According to King County Metro, 22 “service enhancements” to West Seattle to downtown Seattle routes are at risk if transit doesn’t receive more funding, including trips on the 21 Express (Arbor Heights to downtown), 56 Express (Alki to Admiral District to downtown), 120 (Burien TC to Westwood Village to downtown). Additionally, Metro said schedules would have to be adjusted on the RapidRide C Line, Local 21, 37, 55, 57, 116 Express, 120 and 125.
Once the Viaduct tunnel project is complete, Desmond warns that SR99 tolling will divert large amount of traffic to I-5 and city streets.

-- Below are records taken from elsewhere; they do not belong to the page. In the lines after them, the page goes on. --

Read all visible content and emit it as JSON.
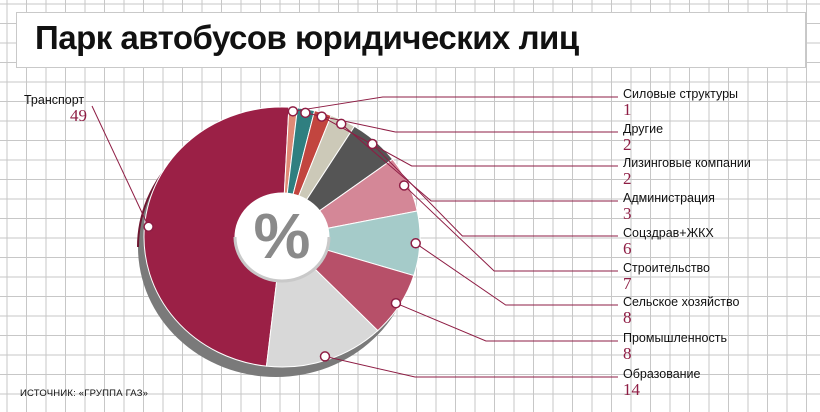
{
  "title": "Парк автобусов юридических лиц",
  "center_symbol": "%",
  "source": "ИСТОЧНИК: «ГРУППА ГАЗ»",
  "colors": {
    "grid": "#c7c7c7",
    "leader": "#8e1d44",
    "value_text": "#8e1d44"
  },
  "chart_data": {
    "type": "pie",
    "title": "Парк автобусов юридических лиц",
    "unit": "%",
    "series": [
      {
        "label": "Транспорт",
        "value": 49,
        "color": "#9b2046"
      },
      {
        "label": "Силовые структуры",
        "value": 1,
        "color": "#e08a76"
      },
      {
        "label": "Другие",
        "value": 2,
        "color": "#2f7f80"
      },
      {
        "label": "Лизинговые компании",
        "value": 2,
        "color": "#c2453f"
      },
      {
        "label": "Администрация",
        "value": 3,
        "color": "#ccc9b8"
      },
      {
        "label": "Соцздрав+ЖКХ",
        "value": 6,
        "color": "#555555"
      },
      {
        "label": "Строительство",
        "value": 7,
        "color": "#d48797"
      },
      {
        "label": "Сельское хозяйство",
        "value": 8,
        "color": "#a5cbc9"
      },
      {
        "label": "Промышленность",
        "value": 8,
        "color": "#b75069"
      },
      {
        "label": "Образование",
        "value": 14,
        "color": "#d8d8d8"
      }
    ]
  }
}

“Experience shows that transit can be effective in reducing such impacts and keeping people moving,” he wrote. “When tolling started in the SR 520 corridor, increased transit service led to a 25 percent jump in bus ridership and contributed to reliable, free-flowing traffic.”
Desmond said “the viaduct project partners – WSDOT, City of Seattle and King County – agreed in 2009 to seek ongoing funding for transit … However, that funding has not materialized. As the expiration of current funding approaches, the need for a solution is urgent.
“Preservation of robust service in the corridors bearing the brunt of construction will give Seattle’s transportation network the capacity we need to keep people and the economy moving,” he concluded.